Por eso pienso que todo esto es más fácil de lo que pensamos. Que neciamente sufrimos por alcanzar algo inútil por inexistente. No hay muertes lindas, ni tranquilas, ni tampoco trágicas ni violentas. Hay vida, eso sí, en todas sus múltiples formas. La muerte es mucho más simple, es una y no tiene medida. Su pase es simple y sencillo: siga de frente, que aquí no hay algo por ver.

Monday, January 03, 2011

Los Mares

A Catalina Pereda

Sentado, como nunca. Escuchando ese cuarteto, una vez más.

Por caminos desconocidos, hace unos días fui al mar. Es fácil confundirse en él. Sus medidas conceden demasiado. Poetas y sensatos. Sensibles y distraídos. Todos lo hablan, lo imaginan, lo usan para aprender y enseñar. De pronto todo es como el mar. Todo se rompe y todo se une. Todo va y viene. Todo temporal. Todo agitado. Todo imparable. Es fácil. A veces, demasiado fácil. El mar.

Como siempre, pretendí aprehender el mar. Hace unos días. Como nunca, me encontré pretendiendo aprehender al mar. Dejemos la falsa distancia de una buena vez. Me encontré aprehendiendo el mar. Doblando, absorbiendo, estirando, rompiendo, comparando el mar. Y en ese ir y venir de mi necia manía encontré mis hábitos, mis manías, mis miedos, mi estupidez jugando a ser mar y dejándose aprehender.

Se me ocurrió, sin siquiera darle mucho seguimiento, que no se trata del mar. Pero que tampoco se trata del pavimento, ni de la ciudad. Mucho menos de los otros, del grupo, de la sociedad. El mar, la ciudad, los otros, sólo muerde, asfixia, amedrenta a quien teme ser mordido, asfixiado. En sentido estricto, el mar es tan peligroso como una bicicleta. Son pocos los (in)sensatos que temen pedalear. Hemos hecho un monstruo del mar.

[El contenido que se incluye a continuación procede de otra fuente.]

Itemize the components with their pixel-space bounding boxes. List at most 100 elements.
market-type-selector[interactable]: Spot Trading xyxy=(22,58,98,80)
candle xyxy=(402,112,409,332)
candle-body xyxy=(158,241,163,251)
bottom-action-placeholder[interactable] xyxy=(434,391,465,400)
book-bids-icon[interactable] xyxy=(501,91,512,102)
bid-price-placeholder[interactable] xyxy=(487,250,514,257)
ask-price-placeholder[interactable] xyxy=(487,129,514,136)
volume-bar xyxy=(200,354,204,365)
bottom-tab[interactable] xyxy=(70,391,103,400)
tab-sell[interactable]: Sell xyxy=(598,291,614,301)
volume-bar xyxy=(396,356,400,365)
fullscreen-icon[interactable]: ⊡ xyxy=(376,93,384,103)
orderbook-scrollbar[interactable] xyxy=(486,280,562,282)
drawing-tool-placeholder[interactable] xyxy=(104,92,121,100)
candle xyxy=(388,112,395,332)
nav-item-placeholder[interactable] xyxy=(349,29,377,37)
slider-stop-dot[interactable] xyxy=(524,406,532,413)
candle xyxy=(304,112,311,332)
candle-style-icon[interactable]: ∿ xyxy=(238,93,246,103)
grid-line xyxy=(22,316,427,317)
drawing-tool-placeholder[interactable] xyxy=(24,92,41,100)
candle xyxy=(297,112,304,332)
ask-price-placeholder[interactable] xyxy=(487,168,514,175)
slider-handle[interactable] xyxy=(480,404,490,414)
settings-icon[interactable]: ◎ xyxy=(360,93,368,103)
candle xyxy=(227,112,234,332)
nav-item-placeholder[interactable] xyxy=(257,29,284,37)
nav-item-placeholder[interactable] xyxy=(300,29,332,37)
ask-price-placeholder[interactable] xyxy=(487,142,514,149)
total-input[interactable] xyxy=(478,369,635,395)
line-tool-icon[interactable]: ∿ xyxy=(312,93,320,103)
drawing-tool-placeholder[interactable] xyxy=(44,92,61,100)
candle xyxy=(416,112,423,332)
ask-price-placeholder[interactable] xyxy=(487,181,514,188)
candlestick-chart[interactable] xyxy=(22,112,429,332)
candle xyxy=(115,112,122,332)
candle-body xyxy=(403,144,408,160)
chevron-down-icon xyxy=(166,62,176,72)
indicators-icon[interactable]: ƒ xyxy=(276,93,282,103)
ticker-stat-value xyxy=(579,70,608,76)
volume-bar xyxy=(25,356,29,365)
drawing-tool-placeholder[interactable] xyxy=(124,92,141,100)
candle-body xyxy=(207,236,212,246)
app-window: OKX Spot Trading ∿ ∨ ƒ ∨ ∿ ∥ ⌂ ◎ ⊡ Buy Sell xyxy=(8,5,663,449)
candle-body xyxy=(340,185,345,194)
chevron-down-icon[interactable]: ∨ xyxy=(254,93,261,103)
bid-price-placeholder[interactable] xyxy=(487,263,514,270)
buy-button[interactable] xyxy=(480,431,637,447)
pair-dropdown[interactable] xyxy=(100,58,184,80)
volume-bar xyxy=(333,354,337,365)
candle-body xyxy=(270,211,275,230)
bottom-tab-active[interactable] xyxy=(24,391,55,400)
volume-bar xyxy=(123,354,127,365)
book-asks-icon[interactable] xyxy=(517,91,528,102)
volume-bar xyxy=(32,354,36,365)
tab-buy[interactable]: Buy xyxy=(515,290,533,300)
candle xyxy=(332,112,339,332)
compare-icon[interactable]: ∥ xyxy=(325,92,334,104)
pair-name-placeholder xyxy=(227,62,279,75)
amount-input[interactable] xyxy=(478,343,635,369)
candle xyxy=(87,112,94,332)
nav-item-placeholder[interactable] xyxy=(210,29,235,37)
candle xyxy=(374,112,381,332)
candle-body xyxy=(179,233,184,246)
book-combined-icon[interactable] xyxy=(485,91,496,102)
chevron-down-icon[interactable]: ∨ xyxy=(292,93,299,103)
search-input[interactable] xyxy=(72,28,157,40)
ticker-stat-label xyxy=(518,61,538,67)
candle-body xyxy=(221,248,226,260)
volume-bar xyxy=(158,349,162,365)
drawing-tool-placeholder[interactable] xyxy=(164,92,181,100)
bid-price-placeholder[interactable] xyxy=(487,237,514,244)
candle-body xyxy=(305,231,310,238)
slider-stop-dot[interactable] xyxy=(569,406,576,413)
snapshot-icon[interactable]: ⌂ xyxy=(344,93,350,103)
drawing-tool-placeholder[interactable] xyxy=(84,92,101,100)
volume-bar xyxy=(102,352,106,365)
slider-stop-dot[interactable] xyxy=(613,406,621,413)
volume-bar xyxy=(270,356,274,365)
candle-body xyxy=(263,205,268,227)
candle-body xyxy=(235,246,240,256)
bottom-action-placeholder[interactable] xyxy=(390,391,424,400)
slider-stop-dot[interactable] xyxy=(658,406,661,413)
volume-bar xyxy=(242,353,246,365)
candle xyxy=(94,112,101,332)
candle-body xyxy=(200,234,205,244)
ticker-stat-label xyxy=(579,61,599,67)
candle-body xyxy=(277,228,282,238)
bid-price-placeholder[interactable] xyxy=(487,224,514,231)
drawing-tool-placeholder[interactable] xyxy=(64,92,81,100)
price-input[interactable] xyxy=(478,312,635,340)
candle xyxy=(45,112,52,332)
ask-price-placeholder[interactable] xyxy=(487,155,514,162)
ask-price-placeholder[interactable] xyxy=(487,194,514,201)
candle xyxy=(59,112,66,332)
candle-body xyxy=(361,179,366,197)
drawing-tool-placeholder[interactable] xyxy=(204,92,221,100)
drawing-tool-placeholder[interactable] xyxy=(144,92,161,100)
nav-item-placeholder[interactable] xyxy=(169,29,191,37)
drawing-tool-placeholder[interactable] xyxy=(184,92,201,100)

¿De dónde viene esta necesidad de temer? ¿Cuándo fue que inventamos el mar?

Para mí que el mar no es más que un ejército de timoratos que reculan incesantemente ante la posibilidad de no abarcar, de no cubrir, de no ser más un grande e imponente mar. Para mí que el mar son mares que uno inventa. Continuamente. Frente al torpe e impotente mar. Mar, mares. Mujer, hombre. Familia. Amigos. Mares. Mar.

Sospecho, fuertemente, que no hay mar.

Sentado como nunca, desde el altiplano, veo lentamente cómo observo al mar. Vuelvo, una vez más, incansablemente, a los mares de mi corta vida. Noto, con extrañeza y la esperanza de tranquilidad, que esos mares no cambian, ni se inmutan, no sufren, no matan, no lloran, no temen, no esperan. Son mar.

Dejémonos ya de mares. Olvidemos la mar.

Mar, mares. Invenciones, miedos, sueños, deseos. Sabemos hacerlos. Pero no los sabemos parar. Nadie sabe bien a bien cómo poner marcha atrás la maquinaria. ¿Cómo desinventar un fallo? ¿Cómo secar la mar?